Not only did the risk of suicide increase steadily with the number of cigarettes smoked, but the relative risk of murder also rose with smoking. Two-pack-a-day smokers were twice as likely to be murdered as nonsmokers.

It was hard to conceive of a way that smoking could cause people to commit suicide, and it was even harder to understand why murderers would be intent on hunting down smokers—preferring them to nonsmoking victims. This appeared to be another case of confusion between cause and effect. It seems much more likely that smoking, suicide, and murder were all part of a much bigger picture. All three increased together, but the research gave no hint about the underlying cause of all three.

If the researchers in the study had spent time living in areas with a high concentration of smokers who were likely to be murdered or commit suicide, they might have reached plausible explanations for the bigger picture of underlying causes. Lacking that firsthand experience, there was little that could be gleaned from statistics alone.

The problem of knowing very specifically what causes what has plagued books about organizational performance. When people are asked about the things that contribute to success, their memories are often biased and incomplete. It's hard to be objective, and we tend to remember the things we want to remember. And if we try to understand underlying causes based on analyzing more “objective” information—for example, financial statements, newspaper articles, and so forth—there is another problem. How do we know that—as distant observers—we're not identifying things that may be related but are relatively unimportant?

My Approach

The reality is that there is no feasible scientific method that will completely resolve all of these problems. If I were a medical researcher, I could randomly assign some patients to receive a dosage of the special teamwork formula—that is, the strategies I believe are important. I could use a control group of teams that employs strategies I don't think are important. I could even assign another group of teams to get a dosage of other randomly generated strategies. I would then see if my teams did better in the experiment, and I would confirm my results within a certain range of probabilities.

I can do laboratory experiments within certain limited situations to learn more about teams. But my ability to understand the dynamics and successes of teams that are really at The Edge is limited.

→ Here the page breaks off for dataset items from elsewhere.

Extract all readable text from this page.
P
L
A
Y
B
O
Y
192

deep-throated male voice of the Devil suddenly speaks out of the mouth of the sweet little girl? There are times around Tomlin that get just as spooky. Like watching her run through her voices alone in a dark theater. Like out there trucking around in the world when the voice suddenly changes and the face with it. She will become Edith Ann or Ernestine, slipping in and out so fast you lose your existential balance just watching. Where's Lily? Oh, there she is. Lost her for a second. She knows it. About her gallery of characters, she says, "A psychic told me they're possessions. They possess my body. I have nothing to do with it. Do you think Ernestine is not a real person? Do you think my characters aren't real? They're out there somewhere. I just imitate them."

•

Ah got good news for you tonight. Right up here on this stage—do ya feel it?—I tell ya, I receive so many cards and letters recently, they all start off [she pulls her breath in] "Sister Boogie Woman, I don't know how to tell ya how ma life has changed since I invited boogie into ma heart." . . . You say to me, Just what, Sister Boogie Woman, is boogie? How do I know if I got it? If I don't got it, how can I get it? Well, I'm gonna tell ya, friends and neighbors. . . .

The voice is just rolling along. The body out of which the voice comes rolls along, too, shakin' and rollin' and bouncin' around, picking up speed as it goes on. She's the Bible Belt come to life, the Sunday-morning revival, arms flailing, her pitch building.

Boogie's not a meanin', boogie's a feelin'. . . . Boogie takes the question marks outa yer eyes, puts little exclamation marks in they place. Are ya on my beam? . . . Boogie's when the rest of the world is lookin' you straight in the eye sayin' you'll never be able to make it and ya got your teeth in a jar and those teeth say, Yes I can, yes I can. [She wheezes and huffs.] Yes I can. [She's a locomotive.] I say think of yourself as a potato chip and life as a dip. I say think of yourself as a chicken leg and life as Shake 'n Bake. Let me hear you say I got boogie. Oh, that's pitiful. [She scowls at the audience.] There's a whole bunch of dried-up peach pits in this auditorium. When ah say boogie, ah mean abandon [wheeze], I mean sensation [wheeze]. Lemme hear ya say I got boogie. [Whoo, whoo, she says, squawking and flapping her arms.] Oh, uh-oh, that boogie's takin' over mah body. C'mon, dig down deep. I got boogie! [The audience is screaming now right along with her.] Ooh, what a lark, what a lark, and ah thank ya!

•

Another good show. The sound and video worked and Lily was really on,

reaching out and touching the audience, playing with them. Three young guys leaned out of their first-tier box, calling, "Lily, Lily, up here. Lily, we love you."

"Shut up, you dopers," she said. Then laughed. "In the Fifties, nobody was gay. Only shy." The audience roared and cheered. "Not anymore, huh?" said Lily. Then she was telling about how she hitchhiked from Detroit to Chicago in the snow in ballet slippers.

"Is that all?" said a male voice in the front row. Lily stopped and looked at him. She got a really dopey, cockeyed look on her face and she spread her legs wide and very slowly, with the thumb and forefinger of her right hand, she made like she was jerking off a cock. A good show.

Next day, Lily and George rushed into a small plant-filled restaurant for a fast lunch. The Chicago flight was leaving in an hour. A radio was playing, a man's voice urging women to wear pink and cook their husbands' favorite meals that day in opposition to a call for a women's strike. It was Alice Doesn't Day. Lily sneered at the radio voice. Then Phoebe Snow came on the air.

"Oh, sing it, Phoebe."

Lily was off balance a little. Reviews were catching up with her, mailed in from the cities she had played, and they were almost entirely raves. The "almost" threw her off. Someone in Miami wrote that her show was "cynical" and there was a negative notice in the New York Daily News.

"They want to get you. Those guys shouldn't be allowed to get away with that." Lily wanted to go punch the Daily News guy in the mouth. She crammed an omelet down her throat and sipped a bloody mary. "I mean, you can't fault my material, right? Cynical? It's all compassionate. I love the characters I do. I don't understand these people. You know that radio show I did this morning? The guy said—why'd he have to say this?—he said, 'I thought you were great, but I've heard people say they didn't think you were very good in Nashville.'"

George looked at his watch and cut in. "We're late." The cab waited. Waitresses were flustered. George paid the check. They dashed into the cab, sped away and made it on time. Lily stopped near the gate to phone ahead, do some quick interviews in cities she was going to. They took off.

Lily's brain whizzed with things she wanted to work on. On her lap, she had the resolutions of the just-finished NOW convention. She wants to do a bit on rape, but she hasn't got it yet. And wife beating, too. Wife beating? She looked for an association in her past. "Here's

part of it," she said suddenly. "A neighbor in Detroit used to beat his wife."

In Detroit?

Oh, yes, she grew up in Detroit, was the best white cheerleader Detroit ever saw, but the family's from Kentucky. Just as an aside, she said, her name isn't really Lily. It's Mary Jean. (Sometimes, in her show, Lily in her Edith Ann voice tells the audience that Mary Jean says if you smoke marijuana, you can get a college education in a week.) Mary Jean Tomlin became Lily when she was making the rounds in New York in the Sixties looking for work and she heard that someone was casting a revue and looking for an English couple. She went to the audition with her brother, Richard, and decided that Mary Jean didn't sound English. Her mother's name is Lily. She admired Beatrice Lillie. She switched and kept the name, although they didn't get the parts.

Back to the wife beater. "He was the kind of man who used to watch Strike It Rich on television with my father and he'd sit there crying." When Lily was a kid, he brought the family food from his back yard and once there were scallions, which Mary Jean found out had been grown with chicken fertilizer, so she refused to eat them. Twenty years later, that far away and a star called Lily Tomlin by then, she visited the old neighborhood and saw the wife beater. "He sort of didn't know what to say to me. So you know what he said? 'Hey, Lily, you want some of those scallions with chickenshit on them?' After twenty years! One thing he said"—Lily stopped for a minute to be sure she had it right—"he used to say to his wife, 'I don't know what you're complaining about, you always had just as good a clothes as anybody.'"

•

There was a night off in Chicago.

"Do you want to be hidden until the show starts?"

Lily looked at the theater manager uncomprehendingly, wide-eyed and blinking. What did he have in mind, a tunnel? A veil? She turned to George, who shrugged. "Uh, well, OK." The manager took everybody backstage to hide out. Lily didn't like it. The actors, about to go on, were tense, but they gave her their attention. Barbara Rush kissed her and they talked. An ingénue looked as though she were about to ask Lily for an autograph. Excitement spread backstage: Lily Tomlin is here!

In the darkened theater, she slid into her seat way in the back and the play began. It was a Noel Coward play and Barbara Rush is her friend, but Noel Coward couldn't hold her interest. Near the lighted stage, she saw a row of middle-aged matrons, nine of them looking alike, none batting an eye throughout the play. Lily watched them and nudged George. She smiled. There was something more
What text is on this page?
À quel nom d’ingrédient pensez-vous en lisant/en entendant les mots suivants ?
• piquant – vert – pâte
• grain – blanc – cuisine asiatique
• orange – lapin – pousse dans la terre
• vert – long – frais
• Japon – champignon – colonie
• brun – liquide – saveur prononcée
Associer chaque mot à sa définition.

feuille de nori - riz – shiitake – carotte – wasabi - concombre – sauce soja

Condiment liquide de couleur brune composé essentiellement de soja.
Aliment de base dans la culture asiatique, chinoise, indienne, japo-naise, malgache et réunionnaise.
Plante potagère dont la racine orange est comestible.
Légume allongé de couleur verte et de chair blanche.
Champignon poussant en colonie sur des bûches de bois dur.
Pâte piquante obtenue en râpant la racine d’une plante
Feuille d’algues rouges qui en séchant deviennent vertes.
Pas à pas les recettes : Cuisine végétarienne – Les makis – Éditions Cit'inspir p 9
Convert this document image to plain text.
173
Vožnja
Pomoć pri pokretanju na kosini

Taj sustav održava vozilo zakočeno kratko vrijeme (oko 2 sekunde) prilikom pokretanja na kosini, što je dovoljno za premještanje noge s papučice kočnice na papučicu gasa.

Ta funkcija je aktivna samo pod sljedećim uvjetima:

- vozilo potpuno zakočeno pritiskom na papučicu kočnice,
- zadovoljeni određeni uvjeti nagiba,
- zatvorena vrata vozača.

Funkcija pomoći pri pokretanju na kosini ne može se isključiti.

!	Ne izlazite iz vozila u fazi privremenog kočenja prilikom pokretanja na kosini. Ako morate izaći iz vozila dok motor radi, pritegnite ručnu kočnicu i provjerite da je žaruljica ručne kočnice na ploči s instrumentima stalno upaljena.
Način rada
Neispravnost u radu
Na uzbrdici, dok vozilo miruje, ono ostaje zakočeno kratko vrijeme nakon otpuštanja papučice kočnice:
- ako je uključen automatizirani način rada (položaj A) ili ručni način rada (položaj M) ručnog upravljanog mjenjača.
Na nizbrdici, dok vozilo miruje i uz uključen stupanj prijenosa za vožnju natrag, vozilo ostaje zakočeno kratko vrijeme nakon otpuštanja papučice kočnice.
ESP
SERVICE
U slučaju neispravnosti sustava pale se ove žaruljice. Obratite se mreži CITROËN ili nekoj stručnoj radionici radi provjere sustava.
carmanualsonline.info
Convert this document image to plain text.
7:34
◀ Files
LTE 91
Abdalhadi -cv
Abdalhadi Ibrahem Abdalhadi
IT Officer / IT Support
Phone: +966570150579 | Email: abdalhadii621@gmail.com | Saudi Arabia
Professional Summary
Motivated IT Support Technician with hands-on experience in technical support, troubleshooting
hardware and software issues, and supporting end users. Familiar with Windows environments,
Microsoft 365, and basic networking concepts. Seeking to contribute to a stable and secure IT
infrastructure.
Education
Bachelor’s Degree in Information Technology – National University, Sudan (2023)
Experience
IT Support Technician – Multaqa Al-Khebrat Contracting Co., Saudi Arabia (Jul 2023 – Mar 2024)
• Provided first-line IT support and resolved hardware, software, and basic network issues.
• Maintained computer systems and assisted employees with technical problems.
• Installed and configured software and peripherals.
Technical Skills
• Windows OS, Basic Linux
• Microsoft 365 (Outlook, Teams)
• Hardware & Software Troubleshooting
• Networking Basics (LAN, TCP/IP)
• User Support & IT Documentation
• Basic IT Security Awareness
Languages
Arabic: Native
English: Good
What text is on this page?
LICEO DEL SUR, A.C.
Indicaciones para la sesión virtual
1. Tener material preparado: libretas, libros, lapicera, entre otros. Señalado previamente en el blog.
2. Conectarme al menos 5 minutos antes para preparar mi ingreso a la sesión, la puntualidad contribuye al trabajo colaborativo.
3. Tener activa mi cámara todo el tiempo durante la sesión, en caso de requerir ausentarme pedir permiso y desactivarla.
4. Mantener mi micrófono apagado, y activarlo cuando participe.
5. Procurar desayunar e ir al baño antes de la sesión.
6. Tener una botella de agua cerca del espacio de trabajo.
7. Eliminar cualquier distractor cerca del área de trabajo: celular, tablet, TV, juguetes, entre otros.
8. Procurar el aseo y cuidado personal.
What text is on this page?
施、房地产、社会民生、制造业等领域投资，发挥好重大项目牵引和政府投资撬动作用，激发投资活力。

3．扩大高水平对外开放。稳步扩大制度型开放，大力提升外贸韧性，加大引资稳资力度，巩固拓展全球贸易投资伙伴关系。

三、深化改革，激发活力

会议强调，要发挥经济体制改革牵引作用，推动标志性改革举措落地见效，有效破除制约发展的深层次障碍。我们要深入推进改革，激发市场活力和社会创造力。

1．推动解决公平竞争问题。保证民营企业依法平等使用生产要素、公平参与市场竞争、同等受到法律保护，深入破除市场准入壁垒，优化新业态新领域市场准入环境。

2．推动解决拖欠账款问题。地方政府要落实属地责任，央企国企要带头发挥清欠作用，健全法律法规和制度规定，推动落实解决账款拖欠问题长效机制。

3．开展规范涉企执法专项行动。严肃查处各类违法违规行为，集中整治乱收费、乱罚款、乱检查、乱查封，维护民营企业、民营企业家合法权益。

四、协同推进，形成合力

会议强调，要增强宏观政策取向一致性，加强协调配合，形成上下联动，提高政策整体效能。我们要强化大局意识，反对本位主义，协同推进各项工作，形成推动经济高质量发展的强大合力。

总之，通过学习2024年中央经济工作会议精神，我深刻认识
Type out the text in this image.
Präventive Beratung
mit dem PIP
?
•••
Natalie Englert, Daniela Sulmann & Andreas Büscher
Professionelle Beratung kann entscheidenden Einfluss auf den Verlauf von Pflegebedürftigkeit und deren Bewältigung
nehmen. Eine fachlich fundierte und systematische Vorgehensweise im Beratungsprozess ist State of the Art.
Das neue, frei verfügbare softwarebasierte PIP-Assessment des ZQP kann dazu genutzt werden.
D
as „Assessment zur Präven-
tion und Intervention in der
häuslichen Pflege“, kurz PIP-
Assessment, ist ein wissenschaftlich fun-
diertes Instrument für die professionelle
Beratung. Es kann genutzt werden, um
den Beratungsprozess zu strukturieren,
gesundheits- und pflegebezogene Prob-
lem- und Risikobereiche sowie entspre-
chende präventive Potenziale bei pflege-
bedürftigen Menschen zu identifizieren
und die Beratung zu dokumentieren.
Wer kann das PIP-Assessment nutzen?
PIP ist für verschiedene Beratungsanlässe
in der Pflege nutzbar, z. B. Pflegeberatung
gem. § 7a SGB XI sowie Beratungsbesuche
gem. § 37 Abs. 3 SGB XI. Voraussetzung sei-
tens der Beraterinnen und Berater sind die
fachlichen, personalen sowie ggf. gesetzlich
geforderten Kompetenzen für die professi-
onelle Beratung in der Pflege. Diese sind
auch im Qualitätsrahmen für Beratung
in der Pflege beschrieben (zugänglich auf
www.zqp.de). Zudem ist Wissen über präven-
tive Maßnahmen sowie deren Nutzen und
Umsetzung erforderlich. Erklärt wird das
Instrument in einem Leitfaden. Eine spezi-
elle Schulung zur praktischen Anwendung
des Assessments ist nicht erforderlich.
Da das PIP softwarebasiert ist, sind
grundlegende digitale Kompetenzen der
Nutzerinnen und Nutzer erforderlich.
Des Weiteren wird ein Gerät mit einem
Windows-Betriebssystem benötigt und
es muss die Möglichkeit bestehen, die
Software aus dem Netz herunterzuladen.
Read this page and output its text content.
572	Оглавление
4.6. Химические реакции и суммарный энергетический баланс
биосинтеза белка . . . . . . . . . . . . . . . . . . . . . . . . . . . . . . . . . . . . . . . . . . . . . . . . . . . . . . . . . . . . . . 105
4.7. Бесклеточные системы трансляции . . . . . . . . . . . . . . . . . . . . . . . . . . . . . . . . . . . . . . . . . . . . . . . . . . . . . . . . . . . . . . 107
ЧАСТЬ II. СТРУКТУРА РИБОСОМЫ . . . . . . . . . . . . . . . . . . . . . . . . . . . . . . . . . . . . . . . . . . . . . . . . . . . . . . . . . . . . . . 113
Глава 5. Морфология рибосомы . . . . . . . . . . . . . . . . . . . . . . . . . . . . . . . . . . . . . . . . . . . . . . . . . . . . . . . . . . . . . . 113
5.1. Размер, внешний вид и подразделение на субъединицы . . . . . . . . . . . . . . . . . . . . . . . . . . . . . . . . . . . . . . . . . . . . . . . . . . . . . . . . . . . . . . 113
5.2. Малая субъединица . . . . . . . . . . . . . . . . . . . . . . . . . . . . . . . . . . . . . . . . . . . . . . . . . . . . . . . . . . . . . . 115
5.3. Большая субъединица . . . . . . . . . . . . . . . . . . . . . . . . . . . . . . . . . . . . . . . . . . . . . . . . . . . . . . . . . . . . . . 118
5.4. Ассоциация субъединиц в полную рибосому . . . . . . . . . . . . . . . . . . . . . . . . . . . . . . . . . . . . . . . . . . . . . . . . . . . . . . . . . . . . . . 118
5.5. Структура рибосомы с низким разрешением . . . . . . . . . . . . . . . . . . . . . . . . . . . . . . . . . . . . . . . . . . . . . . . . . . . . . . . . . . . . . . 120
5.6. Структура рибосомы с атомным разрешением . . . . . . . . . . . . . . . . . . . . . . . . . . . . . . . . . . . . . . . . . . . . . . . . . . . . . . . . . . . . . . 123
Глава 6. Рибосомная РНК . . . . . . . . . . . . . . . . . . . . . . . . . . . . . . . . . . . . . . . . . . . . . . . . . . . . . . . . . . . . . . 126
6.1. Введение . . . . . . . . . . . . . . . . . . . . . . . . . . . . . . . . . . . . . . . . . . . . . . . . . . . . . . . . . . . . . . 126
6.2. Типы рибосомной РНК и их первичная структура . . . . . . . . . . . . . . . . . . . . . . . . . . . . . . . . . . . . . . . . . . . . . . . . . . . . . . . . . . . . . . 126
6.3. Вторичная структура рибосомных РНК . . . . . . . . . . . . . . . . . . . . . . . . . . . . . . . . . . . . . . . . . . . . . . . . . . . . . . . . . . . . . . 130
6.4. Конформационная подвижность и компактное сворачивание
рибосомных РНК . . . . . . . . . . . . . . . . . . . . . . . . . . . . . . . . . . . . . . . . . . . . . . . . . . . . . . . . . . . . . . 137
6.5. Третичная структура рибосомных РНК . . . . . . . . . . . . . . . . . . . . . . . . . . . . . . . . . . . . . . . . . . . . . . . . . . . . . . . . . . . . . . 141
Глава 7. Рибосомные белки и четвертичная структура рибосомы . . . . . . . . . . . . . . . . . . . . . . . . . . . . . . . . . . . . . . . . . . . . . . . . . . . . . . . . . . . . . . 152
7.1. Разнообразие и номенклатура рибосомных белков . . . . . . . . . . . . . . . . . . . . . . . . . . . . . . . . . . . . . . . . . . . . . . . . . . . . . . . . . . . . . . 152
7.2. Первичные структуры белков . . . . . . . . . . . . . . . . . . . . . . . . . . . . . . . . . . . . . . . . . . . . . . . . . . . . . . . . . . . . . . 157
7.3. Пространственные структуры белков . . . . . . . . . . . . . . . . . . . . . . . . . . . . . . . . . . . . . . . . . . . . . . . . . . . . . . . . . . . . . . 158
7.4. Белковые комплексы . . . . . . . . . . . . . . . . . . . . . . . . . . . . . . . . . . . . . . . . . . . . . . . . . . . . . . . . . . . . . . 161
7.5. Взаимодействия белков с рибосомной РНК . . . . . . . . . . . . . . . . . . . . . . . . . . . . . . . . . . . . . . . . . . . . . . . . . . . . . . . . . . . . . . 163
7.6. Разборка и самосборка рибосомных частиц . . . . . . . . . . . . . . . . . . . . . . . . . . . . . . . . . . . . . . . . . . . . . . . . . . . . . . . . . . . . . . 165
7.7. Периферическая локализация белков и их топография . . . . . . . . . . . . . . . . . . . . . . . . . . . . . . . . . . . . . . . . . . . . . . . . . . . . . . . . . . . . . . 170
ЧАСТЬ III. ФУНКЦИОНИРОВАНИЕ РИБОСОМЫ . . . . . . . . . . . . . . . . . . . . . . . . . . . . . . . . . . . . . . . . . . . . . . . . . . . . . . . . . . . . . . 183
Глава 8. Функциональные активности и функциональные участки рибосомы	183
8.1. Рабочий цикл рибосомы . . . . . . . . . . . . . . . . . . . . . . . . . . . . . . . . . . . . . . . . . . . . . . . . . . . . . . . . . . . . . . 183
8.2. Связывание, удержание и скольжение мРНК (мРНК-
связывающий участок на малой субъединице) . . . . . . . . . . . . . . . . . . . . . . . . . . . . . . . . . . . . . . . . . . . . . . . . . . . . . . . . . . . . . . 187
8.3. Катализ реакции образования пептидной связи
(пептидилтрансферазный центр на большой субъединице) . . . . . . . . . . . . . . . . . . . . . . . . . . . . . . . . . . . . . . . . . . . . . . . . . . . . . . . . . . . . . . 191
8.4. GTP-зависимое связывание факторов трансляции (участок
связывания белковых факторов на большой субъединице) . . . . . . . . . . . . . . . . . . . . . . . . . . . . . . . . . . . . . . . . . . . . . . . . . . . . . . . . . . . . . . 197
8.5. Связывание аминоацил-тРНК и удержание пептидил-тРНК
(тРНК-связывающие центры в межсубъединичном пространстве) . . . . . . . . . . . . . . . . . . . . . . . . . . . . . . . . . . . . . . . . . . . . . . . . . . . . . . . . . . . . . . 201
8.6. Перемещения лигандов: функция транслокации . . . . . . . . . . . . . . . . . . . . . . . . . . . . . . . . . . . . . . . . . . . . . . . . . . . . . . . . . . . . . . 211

Nonetheless, even if “scientific truth” about successful teamwork is elusive, it is possible to gather significant insights about teams. It is possible to draw reasonable conclusions that will help people and organizations struggling with significant problems.

My approach is based on two primary strategies. First, in an effort to rule out success being the result of luck—of chance alone—I looked at sustained performance over a period of years. Second, I reach my conclusions by getting firsthand experience with the research topic.

I immersed myself in the world of teamwork—particularly teamwork in ocean racing—and even more specifically, the Sydney to Hobart Race. I watched the competitors and interviewed successful ocean racers. And I've sailed with the team of the AFR Midnight Rambler. This immersion has extended over a period of eight years since I first contacted the skipper of the Rambler, Ed Psaltis.

That background gave me a context for understanding the race and a perspective about the ingredients of effective teamwork in ocean racing. But as I began to draw lessons from the race and to write about teamwork, something seemed to be missing. What was missing, I concluded, was that I had never done the Hobart. What I was missing was experience—up close and personal—with the Everest of ocean racing. With some trepidation, I decided to find a way to enter the Sydney to Hobart Race.